For some, the type of federal investment is also an issue, Leath said. Some of the land-grant universities' funding is from "capacity" funding that helps to assure the universities a steady source of revenue for the infrastructure of scientists and facilities. Competitive research grant programs are critically important and need to expand, but they do not allow for the continuity required to address timely challenges. "It's hard for me to imagine a land-grant university dealing with [agricultural crises] using competitive grants," Leath said.

For example, the recent outbreak of avian influenza has left 40 million birds dead in Iowa, a state that produces about 20 percent of all the country's eggs, Leath said. "Fortunately, Iowa State had the capacity to provide assistance to poultry growers and assist and educate the public," because capacity funding allowed them to have the staff and resources on hand, he said. However, the outbreak has still caused losses of more than $1 billion, Leath said. "If even a small portion of that can be eliminated or mitigated by capacity funding [for land-grant universities], that argues for it alone."
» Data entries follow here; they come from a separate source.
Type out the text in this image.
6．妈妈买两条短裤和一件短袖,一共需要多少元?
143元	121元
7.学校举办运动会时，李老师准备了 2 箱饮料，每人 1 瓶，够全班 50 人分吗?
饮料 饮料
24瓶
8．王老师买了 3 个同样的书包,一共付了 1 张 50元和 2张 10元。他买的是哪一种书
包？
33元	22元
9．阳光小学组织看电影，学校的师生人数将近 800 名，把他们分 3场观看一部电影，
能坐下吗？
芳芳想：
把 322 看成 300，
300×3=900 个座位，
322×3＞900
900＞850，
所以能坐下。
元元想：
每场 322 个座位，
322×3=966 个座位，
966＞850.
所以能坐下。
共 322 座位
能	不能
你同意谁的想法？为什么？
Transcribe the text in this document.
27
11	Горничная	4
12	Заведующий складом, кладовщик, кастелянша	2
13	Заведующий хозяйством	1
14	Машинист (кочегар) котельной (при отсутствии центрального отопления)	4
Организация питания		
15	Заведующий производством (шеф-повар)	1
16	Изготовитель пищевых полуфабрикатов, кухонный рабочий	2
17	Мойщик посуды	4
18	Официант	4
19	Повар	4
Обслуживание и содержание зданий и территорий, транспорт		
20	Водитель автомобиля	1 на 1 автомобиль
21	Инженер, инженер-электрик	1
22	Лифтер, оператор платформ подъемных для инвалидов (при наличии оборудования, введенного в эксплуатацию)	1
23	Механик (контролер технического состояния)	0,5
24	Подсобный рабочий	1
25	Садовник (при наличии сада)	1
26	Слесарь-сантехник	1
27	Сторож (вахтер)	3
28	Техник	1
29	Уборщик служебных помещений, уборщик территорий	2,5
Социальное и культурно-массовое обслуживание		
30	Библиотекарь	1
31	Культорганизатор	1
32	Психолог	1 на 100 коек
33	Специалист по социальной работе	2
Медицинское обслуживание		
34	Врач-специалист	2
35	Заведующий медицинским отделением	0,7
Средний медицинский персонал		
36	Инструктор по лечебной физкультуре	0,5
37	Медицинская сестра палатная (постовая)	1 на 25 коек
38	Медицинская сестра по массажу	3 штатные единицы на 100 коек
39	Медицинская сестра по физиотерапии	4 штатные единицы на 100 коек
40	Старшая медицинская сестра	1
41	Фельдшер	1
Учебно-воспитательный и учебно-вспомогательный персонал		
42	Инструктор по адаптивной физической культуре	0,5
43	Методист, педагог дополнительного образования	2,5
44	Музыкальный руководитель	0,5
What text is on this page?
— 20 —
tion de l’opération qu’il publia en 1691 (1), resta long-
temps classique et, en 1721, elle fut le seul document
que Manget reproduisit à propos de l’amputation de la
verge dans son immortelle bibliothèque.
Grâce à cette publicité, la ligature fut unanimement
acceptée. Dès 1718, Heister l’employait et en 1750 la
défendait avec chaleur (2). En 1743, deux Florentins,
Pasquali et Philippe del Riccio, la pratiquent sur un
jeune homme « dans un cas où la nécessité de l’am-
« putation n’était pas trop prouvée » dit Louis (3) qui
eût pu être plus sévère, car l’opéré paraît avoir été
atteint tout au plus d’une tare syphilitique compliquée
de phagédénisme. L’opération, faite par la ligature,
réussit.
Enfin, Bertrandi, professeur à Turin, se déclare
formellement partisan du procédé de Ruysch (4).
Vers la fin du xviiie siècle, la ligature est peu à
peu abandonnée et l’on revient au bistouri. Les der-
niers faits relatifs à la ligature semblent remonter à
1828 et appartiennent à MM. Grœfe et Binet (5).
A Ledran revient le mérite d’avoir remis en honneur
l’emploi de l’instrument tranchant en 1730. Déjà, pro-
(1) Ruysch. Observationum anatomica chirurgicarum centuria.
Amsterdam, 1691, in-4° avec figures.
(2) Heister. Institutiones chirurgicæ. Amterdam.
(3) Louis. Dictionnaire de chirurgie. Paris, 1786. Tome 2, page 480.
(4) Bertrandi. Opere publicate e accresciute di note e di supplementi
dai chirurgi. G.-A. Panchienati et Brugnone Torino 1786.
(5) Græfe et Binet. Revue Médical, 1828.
A panel discussion followed Leath's talk, moderated by Catherine Bertini, professor of public administration and international affairs at Syracuse University and a fellow of the Chicago Council of Global Affairs. Bertini said that one way that funders and universities could justify asking for increased spending on agriculture research has been by connecting improved health outcomes to better nutrition.

Catherine Woteki, chief scientist and under secretary for Research, Education and Economics at the U.S. Department of Agriculture (USDA), agreed that having data on outcomes is important. The USDA is trying to find ways to provide evidence of health, economic, and other benefits resulting from its research, she said. However, "just because you're making the investment today doesn't mean that you're going to have an immediate return — it may come to full fruition decades in the future," Woteki said.

Don Villwock, a farmer and president of the Indiana Farm Bureau, said it's especially important to tell young people about the number of people who are affected or could be affected by food insecurity, since research has found many of them are not concerned about that issue. "I have been brought up to believe it's my duty as a farmer to feed my neighbors and my community," he said, a belief he hopes will spread.